Définition de l’apport en numéraire
L’apport en numéraire est une somme d’argent qu’un associé verse lors de la création d’une société ou d’une augmentation de capital. En échange de cette contribution, il reçoit des parts sociales ou des actions.
Concrètement, ces titres donnent à leur propriétaire plusieurs droits essentiels, notamment la possibilité de :
- participer aux décisions de l’entreprise grâce au droit de vote;
- toucher une partie des bénéfices sous forme de dividendes.
Par ailleurs, l’apport en numéraire est l’un des trois types d’apports possibles, aux côtés de l’apport en nature (un bien matériel comme un local ou un véhicule) et de l’apport en industrie (un savoir-faire ou des compétences).
Utilité et fonctionnement
L’apport en numéraire constitue le point de départ financier pour lancer une activité.
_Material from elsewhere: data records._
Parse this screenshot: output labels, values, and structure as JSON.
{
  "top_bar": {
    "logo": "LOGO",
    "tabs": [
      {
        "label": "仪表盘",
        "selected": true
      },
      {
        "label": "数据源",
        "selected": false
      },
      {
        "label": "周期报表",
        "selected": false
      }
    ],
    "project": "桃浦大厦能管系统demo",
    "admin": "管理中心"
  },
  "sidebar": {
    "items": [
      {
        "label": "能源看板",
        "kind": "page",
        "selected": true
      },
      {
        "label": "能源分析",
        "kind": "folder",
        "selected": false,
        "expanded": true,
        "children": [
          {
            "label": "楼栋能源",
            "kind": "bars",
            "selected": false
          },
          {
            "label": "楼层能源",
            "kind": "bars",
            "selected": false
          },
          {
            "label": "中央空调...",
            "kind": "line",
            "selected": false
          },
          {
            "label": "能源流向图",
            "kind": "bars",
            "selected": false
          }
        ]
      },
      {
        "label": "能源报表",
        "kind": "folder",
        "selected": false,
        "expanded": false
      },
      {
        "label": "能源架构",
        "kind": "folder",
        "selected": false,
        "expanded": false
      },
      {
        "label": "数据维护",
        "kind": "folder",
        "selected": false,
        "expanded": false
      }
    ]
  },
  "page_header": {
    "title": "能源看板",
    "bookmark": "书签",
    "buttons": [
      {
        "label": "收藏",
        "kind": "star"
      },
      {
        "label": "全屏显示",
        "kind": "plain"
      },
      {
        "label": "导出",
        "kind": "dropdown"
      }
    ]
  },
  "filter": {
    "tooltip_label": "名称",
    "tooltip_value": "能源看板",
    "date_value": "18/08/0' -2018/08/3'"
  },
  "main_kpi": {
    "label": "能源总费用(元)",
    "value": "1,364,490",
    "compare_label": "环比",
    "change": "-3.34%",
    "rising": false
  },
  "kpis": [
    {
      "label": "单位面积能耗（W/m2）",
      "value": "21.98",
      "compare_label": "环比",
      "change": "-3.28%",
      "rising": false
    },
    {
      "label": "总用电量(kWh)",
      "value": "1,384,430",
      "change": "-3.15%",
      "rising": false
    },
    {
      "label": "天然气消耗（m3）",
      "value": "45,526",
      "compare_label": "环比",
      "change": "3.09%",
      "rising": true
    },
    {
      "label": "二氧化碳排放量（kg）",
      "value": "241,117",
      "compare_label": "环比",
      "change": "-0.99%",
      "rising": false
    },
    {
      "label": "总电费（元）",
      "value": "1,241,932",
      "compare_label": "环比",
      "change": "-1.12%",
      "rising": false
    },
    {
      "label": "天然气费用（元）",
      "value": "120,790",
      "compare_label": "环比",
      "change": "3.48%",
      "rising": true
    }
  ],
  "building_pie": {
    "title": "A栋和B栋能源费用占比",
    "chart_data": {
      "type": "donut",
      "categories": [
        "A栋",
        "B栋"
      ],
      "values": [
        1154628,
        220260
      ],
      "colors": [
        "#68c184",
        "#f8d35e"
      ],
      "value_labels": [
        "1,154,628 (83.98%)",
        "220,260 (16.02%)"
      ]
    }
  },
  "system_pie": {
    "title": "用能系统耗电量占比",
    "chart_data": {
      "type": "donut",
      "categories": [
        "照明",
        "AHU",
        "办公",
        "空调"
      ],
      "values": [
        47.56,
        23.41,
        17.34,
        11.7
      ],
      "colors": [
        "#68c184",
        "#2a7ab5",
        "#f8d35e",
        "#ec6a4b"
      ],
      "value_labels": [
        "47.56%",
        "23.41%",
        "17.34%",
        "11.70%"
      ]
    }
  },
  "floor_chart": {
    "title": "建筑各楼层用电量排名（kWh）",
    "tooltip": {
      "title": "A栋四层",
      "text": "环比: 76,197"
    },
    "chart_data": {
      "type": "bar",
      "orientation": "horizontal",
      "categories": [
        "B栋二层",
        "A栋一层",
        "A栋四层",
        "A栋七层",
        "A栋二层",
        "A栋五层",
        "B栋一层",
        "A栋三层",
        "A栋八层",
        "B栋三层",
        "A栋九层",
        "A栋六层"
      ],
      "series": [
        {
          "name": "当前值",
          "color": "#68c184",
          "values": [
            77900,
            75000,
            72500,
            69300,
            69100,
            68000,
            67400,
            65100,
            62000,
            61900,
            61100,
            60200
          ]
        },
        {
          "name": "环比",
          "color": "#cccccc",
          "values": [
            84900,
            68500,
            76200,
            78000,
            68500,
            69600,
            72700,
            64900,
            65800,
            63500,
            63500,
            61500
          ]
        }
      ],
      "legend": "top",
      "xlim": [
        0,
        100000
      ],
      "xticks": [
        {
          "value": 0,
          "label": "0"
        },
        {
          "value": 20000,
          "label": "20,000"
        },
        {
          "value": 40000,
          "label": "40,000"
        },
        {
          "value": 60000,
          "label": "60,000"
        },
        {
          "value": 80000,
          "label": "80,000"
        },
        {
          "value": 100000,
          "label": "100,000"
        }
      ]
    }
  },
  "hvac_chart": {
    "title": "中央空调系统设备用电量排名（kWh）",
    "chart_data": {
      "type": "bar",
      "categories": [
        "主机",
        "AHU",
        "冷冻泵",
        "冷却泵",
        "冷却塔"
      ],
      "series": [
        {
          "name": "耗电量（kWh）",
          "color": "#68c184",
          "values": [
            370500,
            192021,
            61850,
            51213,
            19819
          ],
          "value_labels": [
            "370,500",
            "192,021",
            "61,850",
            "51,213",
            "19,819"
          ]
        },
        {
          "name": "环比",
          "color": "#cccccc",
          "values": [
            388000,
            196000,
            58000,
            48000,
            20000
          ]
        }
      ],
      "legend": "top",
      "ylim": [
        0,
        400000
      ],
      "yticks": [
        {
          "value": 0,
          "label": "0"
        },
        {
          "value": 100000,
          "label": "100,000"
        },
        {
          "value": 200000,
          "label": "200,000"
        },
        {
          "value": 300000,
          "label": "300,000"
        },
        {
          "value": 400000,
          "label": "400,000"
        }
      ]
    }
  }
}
Il fournit en effet à la nouvelle société la trésorerie nécessaire pour commencer ses premières opérations commerciales.
Cet argent permet de couvrir les dépenses essentielles au démarrage, comme l’achat du stock initial, le paiement des frais administratifs ou la location des premiers locaux.
Le capital social formé par ces apports sert également de garantie pour les créanciers de la société. De fait, les fournisseurs et les banques l’utilisent pour évaluer la capacité de l’entreprise à rembourser ses dettes.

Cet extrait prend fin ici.